Same story with Lithium. When the demand skyrocketed by the electric car industry, people thought the only place we could get it was China. Once people started looking for it and finding less dirty ways to refine it, it’s in lots of places. The Ozzie’s have a bunch and there is a big pile of the stuff under all those pristine forests in Maine. Long before any of that it was uranium, the Germans didn’t have a source, we did but you still needed to find a way to mess with it molecularly to make the isotope that goes bang.
Now it’s Samarium, Rhodium, and Niobium. They are “Rare Earths” because there was little demand for the stuff before this and they are currently difficult and very messy to mine and refine. And some people get all upset when we dismantle a whole Mountain to get to stuff we need as anyone who has ever driven through Leadville Colorado can attest. It would all be fine if the missing Mountain top and spoilage pond wasn’t so visible from the public road.
So, the real reason for the stockpile is to create the demand ( and bypass a whole bunch of enviro weenies. )
The short answer is that “it wasn’t perceived as necessary”. Probably still isn’t going to be all that useful, and will likely be a source of graft in the future (if it isn’t now).
There were two commodities MUCH in demand by the “military industrial complex” during the cold war, titanium and platinum. Both, at the time, had one major source–the Soviet Union.
The Soviets *literally* sold us the raw materials that we were turning into weapons pointed at them.
Because they needed hard currency. And there was probably some corruption in there.
So much for the capitalist selling the communist the rope he’ll be hanged with.
It’s the same with these materials. It’s only been the last few years (IIRC) that China has developed a near-monopoly on some of them, and it’s likely that most of that is due to environmental regulations and government subsidy rather than true rarity, and we really only ran into supply chain problems when the governments around the world followed our lead and shut everything down (Well, China sorta lead the way with that, being the ones that really were hardest hit).
The materials needed for making computer chips (at least the “rare earth” elements of them) have changed over the years, as has the location of their manufacture. It doesn’t make a lot of sense to stockpile stuff in the US when the chip fabs are in Taiwan, Ireland, Israel etc.
The ironic thing about “rare earth” minerals is that they’re all over the place, just in low(ish) concentrations and more difficult to extract. You don’t find a big vein of Cerium, for example, even though it’s more common than Copper (Cerium: 60 ppm, Copper 50 ppm). Back when they were discovered we didn’t have a use for ’em, so they remained rare because they weren’t worth the trouble of extracting. Now that we’ve decided they’re crucial for all of our new gizmos we’ve discovered more efficient ways to refine them and thus commercially viable deposits are being found all over the place.
Team Jackass & Richard Nixon.
Nixon signed the EPA into existence. It was his greatest crime.
wasn’t gasoline seen as a useless byproduct of oil refining back before the automobile was developed?

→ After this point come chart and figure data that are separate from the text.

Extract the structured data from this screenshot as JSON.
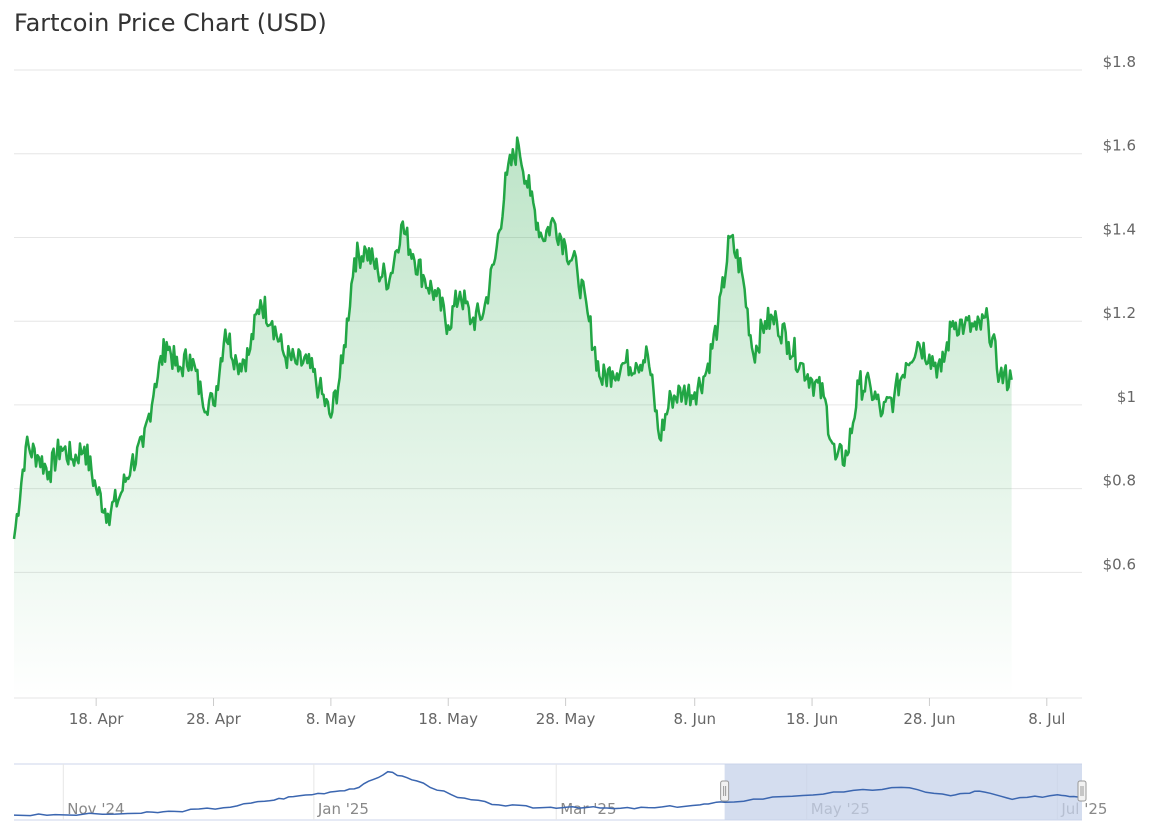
{
  "chart_data": {
    "type": "line",
    "title": "Fartcoin Price Chart (USD)",
    "xlabel": "",
    "ylabel": "",
    "ylim": [
      0.3,
      1.8
    ],
    "grid": true,
    "legend": "none",
    "line_color": "#22a645",
    "fill_color": "#22a645",
    "x_ticks": [
      "18. Apr",
      "28. Apr",
      "8. May",
      "18. May",
      "28. May",
      "8. Jun",
      "18. Jun",
      "28. Jun",
      "8. Jul"
    ],
    "y_ticks": [
      "$0.6",
      "$0.8",
      "$1",
      "$1.2",
      "$1.4",
      "$1.6",
      "$1.8"
    ],
    "y_tick_values": [
      0.6,
      0.8,
      1.0,
      1.2,
      1.4,
      1.6,
      1.8
    ],
    "x_start": "2025-04-11",
    "x_end": "2025-07-11",
    "series": [
      {
        "points": [
          [
            "2025-04-11",
            0.68
          ],
          [
            "2025-04-12",
            0.9
          ],
          [
            "2025-04-13",
            0.88
          ],
          [
            "2025-04-14",
            0.84
          ],
          [
            "2025-04-15",
            0.9
          ],
          [
            "2025-04-16",
            0.87
          ],
          [
            "2025-04-17",
            0.9
          ],
          [
            "2025-04-18",
            0.8
          ],
          [
            "2025-04-19",
            0.74
          ],
          [
            "2025-04-20",
            0.78
          ],
          [
            "2025-04-21",
            0.86
          ],
          [
            "2025-04-22",
            0.9
          ],
          [
            "2025-04-23",
            1.05
          ],
          [
            "2025-04-24",
            1.15
          ],
          [
            "2025-04-25",
            1.08
          ],
          [
            "2025-04-26",
            1.12
          ],
          [
            "2025-04-27",
            1.02
          ],
          [
            "2025-04-28",
            1.0
          ],
          [
            "2025-04-29",
            1.18
          ],
          [
            "2025-04-30",
            1.1
          ],
          [
            "2025-05-01",
            1.12
          ],
          [
            "2025-05-02",
            1.25
          ],
          [
            "2025-05-03",
            1.2
          ],
          [
            "2025-05-04",
            1.12
          ],
          [
            "2025-05-05",
            1.1
          ],
          [
            "2025-05-06",
            1.1
          ],
          [
            "2025-05-07",
            1.04
          ],
          [
            "2025-05-08",
            0.97
          ],
          [
            "2025-05-09",
            1.1
          ],
          [
            "2025-05-10",
            1.35
          ],
          [
            "2025-05-11",
            1.37
          ],
          [
            "2025-05-12",
            1.32
          ],
          [
            "2025-05-13",
            1.3
          ],
          [
            "2025-05-14",
            1.43
          ],
          [
            "2025-05-15",
            1.36
          ],
          [
            "2025-05-16",
            1.3
          ],
          [
            "2025-05-17",
            1.26
          ],
          [
            "2025-05-18",
            1.19
          ],
          [
            "2025-05-19",
            1.27
          ],
          [
            "2025-05-20",
            1.2
          ],
          [
            "2025-05-21",
            1.22
          ],
          [
            "2025-05-22",
            1.35
          ],
          [
            "2025-05-23",
            1.55
          ],
          [
            "2025-05-24",
            1.62
          ],
          [
            "2025-05-25",
            1.5
          ],
          [
            "2025-05-26",
            1.4
          ],
          [
            "2025-05-27",
            1.44
          ],
          [
            "2025-05-28",
            1.38
          ],
          [
            "2025-05-29",
            1.32
          ],
          [
            "2025-05-30",
            1.2
          ],
          [
            "2025-05-31",
            1.06
          ],
          [
            "2025-06-01",
            1.08
          ],
          [
            "2025-06-02",
            1.1
          ],
          [
            "2025-06-03",
            1.1
          ],
          [
            "2025-06-04",
            1.12
          ],
          [
            "2025-06-05",
            0.92
          ],
          [
            "2025-06-06",
            1.02
          ],
          [
            "2025-06-07",
            1.03
          ],
          [
            "2025-06-08",
            1.03
          ],
          [
            "2025-06-09",
            1.08
          ],
          [
            "2025-06-10",
            1.2
          ],
          [
            "2025-06-11",
            1.4
          ],
          [
            "2025-06-12",
            1.32
          ],
          [
            "2025-06-13",
            1.12
          ],
          [
            "2025-06-14",
            1.2
          ],
          [
            "2025-06-15",
            1.2
          ],
          [
            "2025-06-16",
            1.15
          ],
          [
            "2025-06-17",
            1.1
          ],
          [
            "2025-06-18",
            1.06
          ],
          [
            "2025-06-19",
            1.02
          ],
          [
            "2025-06-20",
            0.87
          ],
          [
            "2025-06-21",
            0.88
          ],
          [
            "2025-06-22",
            1.05
          ],
          [
            "2025-06-23",
            1.04
          ],
          [
            "2025-06-24",
            0.98
          ],
          [
            "2025-06-25",
            1.02
          ],
          [
            "2025-06-26",
            1.1
          ],
          [
            "2025-06-27",
            1.15
          ],
          [
            "2025-06-28",
            1.12
          ],
          [
            "2025-06-29",
            1.08
          ],
          [
            "2025-06-30",
            1.2
          ],
          [
            "2025-07-01",
            1.19
          ],
          [
            "2025-07-02",
            1.18
          ],
          [
            "2025-07-03",
            1.2
          ],
          [
            "2025-07-04",
            1.07
          ],
          [
            "2025-07-05",
            1.06
          ]
        ]
      }
    ],
    "navigator": {
      "x_labels": [
        "Nov '24",
        "Jan '25",
        "Mar '25",
        "May '25",
        "Jul '25"
      ],
      "x_label_dates": [
        "2024-11-01",
        "2025-01-01",
        "2025-03-01",
        "2025-05-01",
        "2025-07-01"
      ],
      "x_start": "2024-10-20",
      "x_end": "2025-07-07",
      "selected_range": [
        "2025-04-11",
        "2025-07-07"
      ],
      "line_color": "#3b66b0",
      "mask_color": "#c6d2ea",
      "points": [
        [
          "2024-10-20",
          0.05
        ],
        [
          "2024-11-01",
          0.06
        ],
        [
          "2024-11-20",
          0.15
        ],
        [
          "2024-11-28",
          0.25
        ],
        [
          "2024-12-10",
          0.45
        ],
        [
          "2024-12-20",
          0.8
        ],
        [
          "2024-12-27",
          1.05
        ],
        [
          "2025-01-05",
          1.3
        ],
        [
          "2025-01-12",
          1.55
        ],
        [
          "2025-01-19",
          2.4
        ],
        [
          "2025-01-26",
          1.9
        ],
        [
          "2025-02-05",
          1.0
        ],
        [
          "2025-02-15",
          0.6
        ],
        [
          "2025-02-25",
          0.45
        ],
        [
          "2025-03-05",
          0.5
        ],
        [
          "2025-03-15",
          0.4
        ],
        [
          "2025-03-25",
          0.45
        ],
        [
          "2025-04-05",
          0.6
        ],
        [
          "2025-04-11",
          0.75
        ],
        [
          "2025-04-25",
          1.05
        ],
        [
          "2025-05-10",
          1.3
        ],
        [
          "2025-05-24",
          1.55
        ],
        [
          "2025-06-05",
          1.1
        ],
        [
          "2025-06-12",
          1.35
        ],
        [
          "2025-06-20",
          0.9
        ],
        [
          "2025-07-01",
          1.15
        ],
        [
          "2025-07-07",
          1.05
        ]
      ]
    }
  }
}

The environmental restrictions are killing the West’s strength and prosperity. You have Democrats supporting excessive environmental regulation and you have Republicans standing by doing nothing to stop it or reverse it.

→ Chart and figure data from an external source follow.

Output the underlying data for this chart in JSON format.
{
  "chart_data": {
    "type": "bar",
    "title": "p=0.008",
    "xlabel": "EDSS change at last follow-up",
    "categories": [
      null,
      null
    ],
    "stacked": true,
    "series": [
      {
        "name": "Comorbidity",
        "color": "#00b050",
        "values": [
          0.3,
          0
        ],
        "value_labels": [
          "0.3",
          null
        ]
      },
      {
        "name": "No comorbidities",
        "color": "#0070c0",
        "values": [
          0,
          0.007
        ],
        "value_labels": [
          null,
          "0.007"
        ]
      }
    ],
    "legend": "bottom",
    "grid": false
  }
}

Given the overtly political uses of the Strategic Petroleum Reserves by previous presidents, I’m not sure it’s actually necessary for the original intended purpose. And I’ll say the same thing about this critical mineral stockpile. Instead, why don’t we ease up on the fucking environmental fuckery and drill baby drill along with mine baby mine. Biden’s use of the SPR was obviously political and he squandered billions of dollars to make Wall Street a little happier. Let’s not give the next democratic president the same option with rare earth minerals.